I stretch out Thursday afternoon until it is see-through at the edges. I talked to so many people today and all of them chanted: go west but maybe that’s not what’s best for me. Down south is crawling with ***** whispers and I want to pull them out of the ground and rinse them clean. Like vegetables spread out on the kitchen table in late September: orange and purple and the scent of soil heavy by the open windows.

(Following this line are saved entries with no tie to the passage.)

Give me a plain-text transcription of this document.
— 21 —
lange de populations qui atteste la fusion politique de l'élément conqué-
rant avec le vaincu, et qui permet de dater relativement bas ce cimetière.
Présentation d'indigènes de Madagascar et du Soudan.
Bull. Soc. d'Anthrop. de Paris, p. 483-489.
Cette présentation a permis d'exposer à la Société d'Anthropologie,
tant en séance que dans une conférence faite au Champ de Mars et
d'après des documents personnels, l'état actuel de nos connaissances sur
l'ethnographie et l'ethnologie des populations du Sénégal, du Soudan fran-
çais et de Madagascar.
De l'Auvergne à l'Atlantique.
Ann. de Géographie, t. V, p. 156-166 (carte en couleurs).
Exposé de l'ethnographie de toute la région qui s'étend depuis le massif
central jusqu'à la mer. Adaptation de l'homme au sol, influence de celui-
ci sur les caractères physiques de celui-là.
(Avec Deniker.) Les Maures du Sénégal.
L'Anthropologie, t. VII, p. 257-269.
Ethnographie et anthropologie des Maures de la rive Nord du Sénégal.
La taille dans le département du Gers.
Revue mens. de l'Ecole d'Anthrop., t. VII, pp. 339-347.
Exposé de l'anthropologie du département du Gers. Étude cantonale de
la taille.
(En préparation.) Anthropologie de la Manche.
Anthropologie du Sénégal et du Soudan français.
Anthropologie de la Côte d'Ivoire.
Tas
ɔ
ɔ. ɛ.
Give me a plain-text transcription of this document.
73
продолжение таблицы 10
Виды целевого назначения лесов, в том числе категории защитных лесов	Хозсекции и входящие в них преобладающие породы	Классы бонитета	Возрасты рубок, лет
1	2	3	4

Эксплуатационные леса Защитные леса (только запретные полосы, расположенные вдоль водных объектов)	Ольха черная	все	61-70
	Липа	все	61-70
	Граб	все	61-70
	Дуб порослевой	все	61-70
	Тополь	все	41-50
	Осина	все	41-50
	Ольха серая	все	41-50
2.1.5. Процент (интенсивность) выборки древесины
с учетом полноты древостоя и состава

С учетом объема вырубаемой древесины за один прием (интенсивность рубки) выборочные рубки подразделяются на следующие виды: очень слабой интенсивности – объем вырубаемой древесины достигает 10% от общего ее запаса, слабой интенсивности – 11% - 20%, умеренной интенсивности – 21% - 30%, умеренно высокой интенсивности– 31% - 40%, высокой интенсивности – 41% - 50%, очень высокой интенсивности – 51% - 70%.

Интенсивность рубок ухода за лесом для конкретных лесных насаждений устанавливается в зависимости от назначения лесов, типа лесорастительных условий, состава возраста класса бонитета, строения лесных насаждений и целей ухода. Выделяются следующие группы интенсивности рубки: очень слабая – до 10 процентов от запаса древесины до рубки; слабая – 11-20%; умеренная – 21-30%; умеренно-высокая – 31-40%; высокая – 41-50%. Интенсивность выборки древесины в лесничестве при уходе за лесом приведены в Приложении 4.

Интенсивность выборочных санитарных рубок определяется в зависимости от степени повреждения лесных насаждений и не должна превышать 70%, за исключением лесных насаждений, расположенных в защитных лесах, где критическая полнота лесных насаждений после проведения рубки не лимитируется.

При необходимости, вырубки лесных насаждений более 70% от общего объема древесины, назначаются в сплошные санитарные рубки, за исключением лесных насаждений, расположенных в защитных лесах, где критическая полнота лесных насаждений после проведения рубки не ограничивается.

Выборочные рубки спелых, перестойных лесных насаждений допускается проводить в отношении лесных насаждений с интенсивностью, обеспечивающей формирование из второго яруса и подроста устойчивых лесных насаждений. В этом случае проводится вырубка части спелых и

At my aunt’s house, as a kid, the mudroom was my favorite place - transition point between low-ceilinged dark and quiet inside space and the impossible Vermont sky, the chickens and the garden and grass that sloped down to a valley the size of my child fist. Sometimes in the evening we’d see coyotes creep from the shadows of the trees down below, or hear the foxes cry. We would hike up the gravel road and climb the mountain before the sun set, scramble back down in the dusk. I wish I remembered more than just picking grass and slowly splitting it into strips, to learn the way my hands were capable of deconstructing. But it came in useful later, when we went into the woods to strip the birch trees of their bark: the best kindling for fire.
So smoke rises and chases us. To keep the smoke away, my aunt says, you have to think about white rabbits. Little does she know - my ideas are always half-baked or burnt. Never the way they should be. So I do what I think I hear her say – and I think about white rabbits, covered in mud.